Another pause, but no one utters a word.
“I will say this,” he continues. “I am going to seriously miss his laugh and how he just breathed a whole other level of life into every situation.” His voice catches on that last word as he lifts his glass to the sky. “I’m gonna miss you, buddy.”
We all nod and I’m not sure who’s going to speak next.
I’m utterly stupefied when Olivia stands up.
15
OLIVIA
It’s almost comical the way everyone’s eyes go wide when I stand, but for some reason, I’m compelled to say something.
“You all know my history with Matt, so we don’t need to address that. One of the reasons writing his eulogy was so hard was because there were just so many conflicting emotions there. You may not believe it, but…I do remember all the fun we had before…before,” I say quietly. “I wrote a brutally honest eulogy almost immediately after I spoke to Mrs. Serrano. It was important to get it all out of my system.”
“Do you still have a copy of it saved?” Zayne asks with a grin, and I know he’s just trying to lighten the mood a bit.
“Sadly, no,” I tell him. “After I read it, it made me feel awful. Like…there was a lot of hate there and I think it said more about me than him. But it also left me struggling to find something good to say.”
I look down at Ash and smile.
“Luckily, I met someone who helped me piece it all together and nudge me in the right direction.” I let out a long breath. “I stayed away for a long time because…Matt was a reminder of a time I wanted to forget. We were civil, but I wouldn’t say that he was my friend. But Matt being Matt, he didn’t see it that way. I’m not sure if he ever told anyone, but…he was determined to find the right guy for me. He said it was his mission to do it since he had so clearly been the wrong guy who did a lot of damage.” The snort is out before I can stop it. “Maybe that’s another reason I stayed away. I didn’t want to be on the receiving end of him pawning all kinds of random guys on me.”
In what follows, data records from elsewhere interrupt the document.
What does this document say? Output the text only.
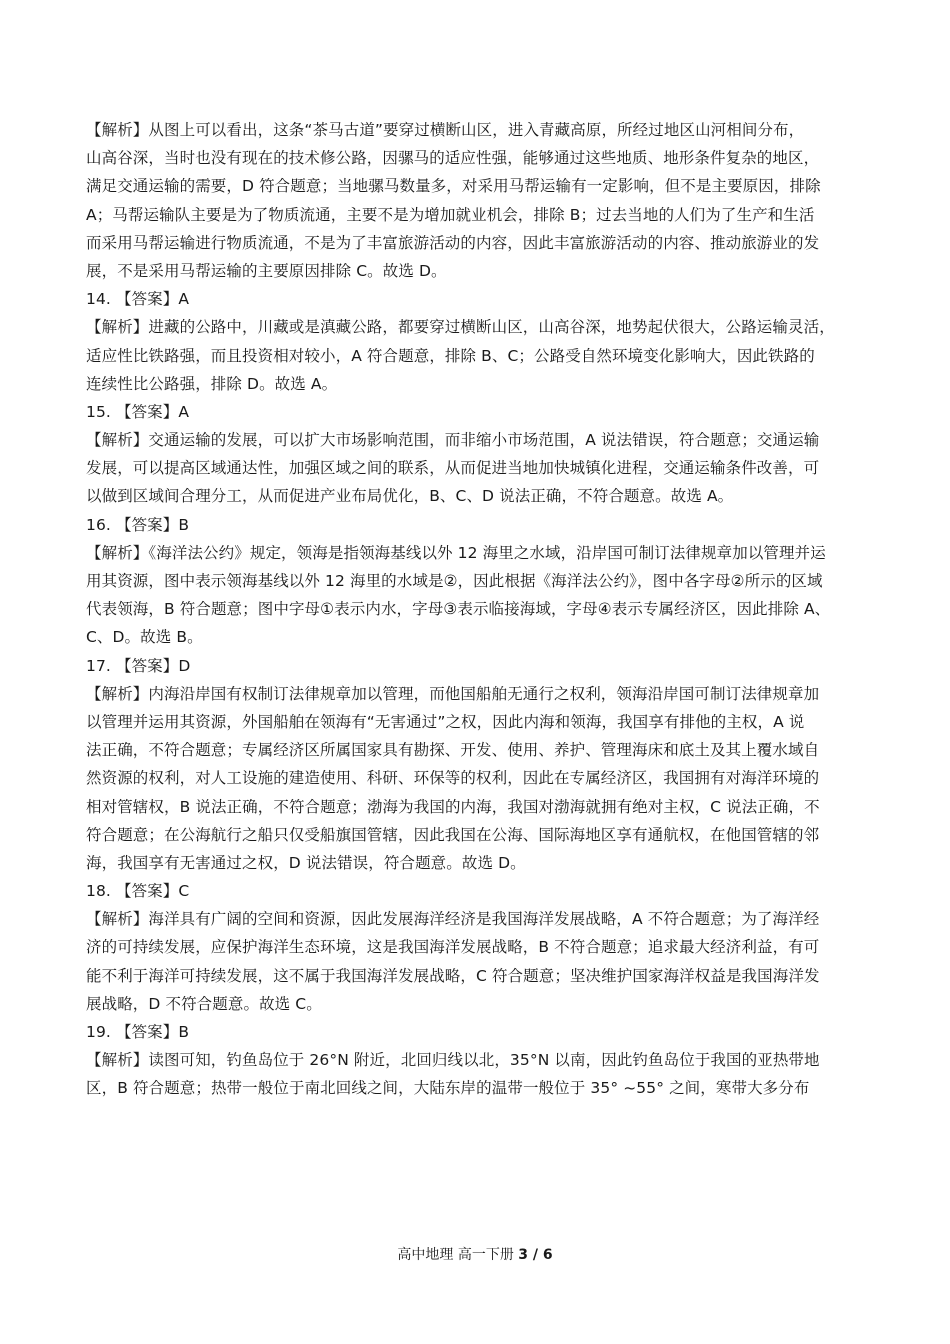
【解析】从图上可以看出，这条“茶马古道”要穿过横断山区，进入青藏高原，所经过地区山河相间分布，
山高谷深，当时也没有现在的技术修公路，因骡马的适应性强，能够通过这些地质、地形条件复杂的地区，
满足交通运输的需要，D 符合题意；当地骡马数量多，对采用马帮运输有一定影响，但不是主要原因，排除
A；马帮运输队主要是为了物质流通，主要不是为增加就业机会，排除 B；过去当地的人们为了生产和生活
而采用马帮运输进行物质流通，不是为了丰富旅游活动的内容，因此丰富旅游活动的内容、推动旅游业的发
展，不是采用马帮运输的主要原因排除 C。故选 D。
14. 【答案】A
【解析】进藏的公路中，川藏或是滇藏公路，都要穿过横断山区，山高谷深，地势起伏很大，公路运输灵活，
适应性比铁路强，而且投资相对较小，A 符合题意，排除 B、C；公路受自然环境变化影响大，因此铁路的
连续性比公路强，排除 D。故选 A。
15. 【答案】A
【解析】交通运输的发展，可以扩大市场影响范围，而非缩小市场范围，A 说法错误，符合题意；交通运输
发展，可以提高区域通达性，加强区域之间的联系，从而促进当地加快城镇化进程，交通运输条件改善，可
以做到区域间合理分工，从而促进产业布局优化，B、C、D 说法正确，不符合题意。故选 A。
16. 【答案】B
【解析】《海洋法公约》规定，领海是指领海基线以外 12 海里之水域，沿岸国可制订法律规章加以管理并运
用其资源，图中表示领海基线以外 12 海里的水域是②，因此根据《海洋法公约》，图中各字母②所示的区域
代表领海，B 符合题意；图中字母①表示内水，字母③表示临接海域，字母④表示专属经济区，因此排除 A、
C、D。故选 B。
17. 【答案】D
【解析】内海沿岸国有权制订法律规章加以管理，而他国船舶无通行之权利，领海沿岸国可制订法律规章加
以管理并运用其资源，外国船舶在领海有“无害通过”之权，因此内海和领海，我国享有排他的主权，A 说
法正确，不符合题意；专属经济区所属国家具有勘探、开发、使用、养护、管理海床和底土及其上覆水域自
然资源的权利，对人工设施的建造使用、科研、环保等的权利，因此在专属经济区，我国拥有对海洋环境的
相对管辖权，B 说法正确，不符合题意；渤海为我国的内海，我国对渤海就拥有绝对主权，C 说法正确，不
符合题意；在公海航行之船只仅受船旗国管辖，因此我国在公海、国际海地区享有通航权，在他国管辖的邻
海，我国享有无害通过之权，D 说法错误，符合题意。故选 D。
18. 【答案】C
【解析】海洋具有广阔的空间和资源，因此发展海洋经济是我国海洋发展战略，A 不符合题意；为了海洋经
济的可持续发展，应保护海洋生态环境，这是我国海洋发展战略，B 不符合题意；追求最大经济利益，有可
能不利于海洋可持续发展，这不属于我国海洋发展战略，C 符合题意；坚决维护国家海洋权益是我国海洋发
展战略，D 不符合题意。故选 C。
19. 【答案】B
【解析】读图可知，钓鱼岛位于 26°N 附近，北回归线以北，35°N 以南，因此钓鱼岛位于我国的亚热带地
区，B 符合题意；热带一般位于南北回线之间，大陆东岸的温带一般位于 35° ~55° 之间，寒带大多分布
高中地理 高一下册 3 / 6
Everyone nods and there are a few soft laughs because they all clearly get what I’m saying.
“Anyway, I appreciate you saying what you did, Mike. That means a lot to me. I get that we were young and there are a lot of people who say I should just get over it, but…it obviously left some scars. But that’s just because…there was a lot of love there.” I pause. “Well, maybe not love, but at the time, that’s what it felt like to me.”
Dammit. There are tears streaming down my face and I hate that I couldn’t get through a simple speech without crying.
I take a moment before raising my glass. “There’s a quote: ‘Scars are proof that we lived,’” I say. “So I guess I should say thank you to Matteo Serrano for helping me see that I indeed lived, loved, and overcame. In all of my feelings, I never wished this on you. But I am glad that we never had to do the whole awkward setting me up on a blind date thing, so…”
With that, I take a sip of my wine as everyone chuckles, and then sit down. Sebastian reaches over and gently grasps my hand before kissing it. I’m afraid to look at him because I’m feeling so vulnerable, and maybe a little weird about talking so freely about my ex now that he and I are involved.
Then I realize how stupid it is to feel that way, since that’s essentially how the two of us initially got acquainted.